The course provides an introduction to Python programming and applications in the social sciences taught by a social scientist. I introduce basic concepts of computer programming and present tools for a modern data workflow in Python. Social scientists are relying increasingly on new data sources such as social media data, other online content and various text based information, that move beyond traditional tabular data matrices. Technically, these sources may include semi-structured data such as web pages or structured data in different formats such as APIs (eg. Twitter, Worldbank, Manifesto project), RSS feeds, text corpora or databases (eg. ParlGov). Innovation in the social sciences is increasingly driven by creatively collecting, transforming and combining information from online sources or by establishing new web based data collections with modern programming tools.
One of the core prerequisite to work with online data is the command of a modern programming language and an understanding of the wide set of programming libraries (packages) that can be used for different types of data preparation, analysis and visualization. Over the last years, the Python programming language has become a prominent tool for data processing, in addition to statistical packages, such as Stata, R and SPSS. Statistical packages excel at analyzing data and in providing graphical visualization, but are more limited when it comes to heterogeneous data sources that are available in various formats.
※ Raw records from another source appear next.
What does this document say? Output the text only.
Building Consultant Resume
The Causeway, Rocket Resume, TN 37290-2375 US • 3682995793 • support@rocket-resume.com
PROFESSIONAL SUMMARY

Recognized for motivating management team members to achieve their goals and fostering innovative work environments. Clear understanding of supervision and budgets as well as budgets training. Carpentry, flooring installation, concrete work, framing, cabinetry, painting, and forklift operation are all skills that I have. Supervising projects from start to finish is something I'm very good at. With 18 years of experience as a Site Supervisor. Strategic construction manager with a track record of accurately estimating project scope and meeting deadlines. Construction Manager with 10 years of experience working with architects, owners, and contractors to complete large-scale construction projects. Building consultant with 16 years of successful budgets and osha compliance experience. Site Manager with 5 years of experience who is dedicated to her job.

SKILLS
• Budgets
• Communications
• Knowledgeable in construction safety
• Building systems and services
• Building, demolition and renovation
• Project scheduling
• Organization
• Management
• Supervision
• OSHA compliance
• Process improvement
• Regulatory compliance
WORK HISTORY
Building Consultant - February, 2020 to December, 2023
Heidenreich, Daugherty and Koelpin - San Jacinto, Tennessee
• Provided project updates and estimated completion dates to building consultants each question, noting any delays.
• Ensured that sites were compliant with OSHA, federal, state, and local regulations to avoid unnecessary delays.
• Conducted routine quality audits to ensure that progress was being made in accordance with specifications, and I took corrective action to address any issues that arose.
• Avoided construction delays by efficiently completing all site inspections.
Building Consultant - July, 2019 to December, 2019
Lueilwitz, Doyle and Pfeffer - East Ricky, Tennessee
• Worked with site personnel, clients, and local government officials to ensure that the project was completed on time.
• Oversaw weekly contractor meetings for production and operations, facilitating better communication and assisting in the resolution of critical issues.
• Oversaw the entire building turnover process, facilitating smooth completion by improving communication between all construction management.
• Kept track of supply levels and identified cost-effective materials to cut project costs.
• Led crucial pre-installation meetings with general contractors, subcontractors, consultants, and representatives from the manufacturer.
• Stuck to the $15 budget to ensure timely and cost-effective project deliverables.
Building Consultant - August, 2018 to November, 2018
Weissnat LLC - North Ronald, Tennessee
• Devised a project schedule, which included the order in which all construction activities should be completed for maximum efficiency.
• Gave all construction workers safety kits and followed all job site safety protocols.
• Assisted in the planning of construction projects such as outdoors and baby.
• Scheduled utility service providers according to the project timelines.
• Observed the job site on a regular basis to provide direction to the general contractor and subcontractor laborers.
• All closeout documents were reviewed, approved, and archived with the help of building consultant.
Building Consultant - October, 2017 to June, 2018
Python, a modern programming language with a well-established ecosystem, is particularly useful for all data related work in the social sciences. The language and its external libraries can be used for web-scraping, textual analysis, machine learning, the presentation of data in web pages and data analysis. Python includes many modern programming concepts that make it particularly suited and relatively easy to learn for social scientists. By learning Python, you will better understand programming techniques and the knowledge will be beneficial for computing related tasks in the social sciences. Python is one of the few programming language that is loved and used by beginners and expert programmers.
The course has three goals. First, it will give you an overview about the vast potential of new online data in the social sciences and an understanding of the tools that are required to work with different data sources. Second, I introduce the Python programming language and some of the core concepts in computer programming. Finally, we will use applications of Python programming to work with social media data (web scraping, Twitter, online news). The course will enable you to better understand how programming tools are used to work with new data sources. It will allow you to either move into programming yourself or to work more closely with social science researchers that draw extensively on programming in their work. I present different applications and discuss code snippets to help you understand how various Python packages can be used to process, analyze and present different types of data, in particular textual information.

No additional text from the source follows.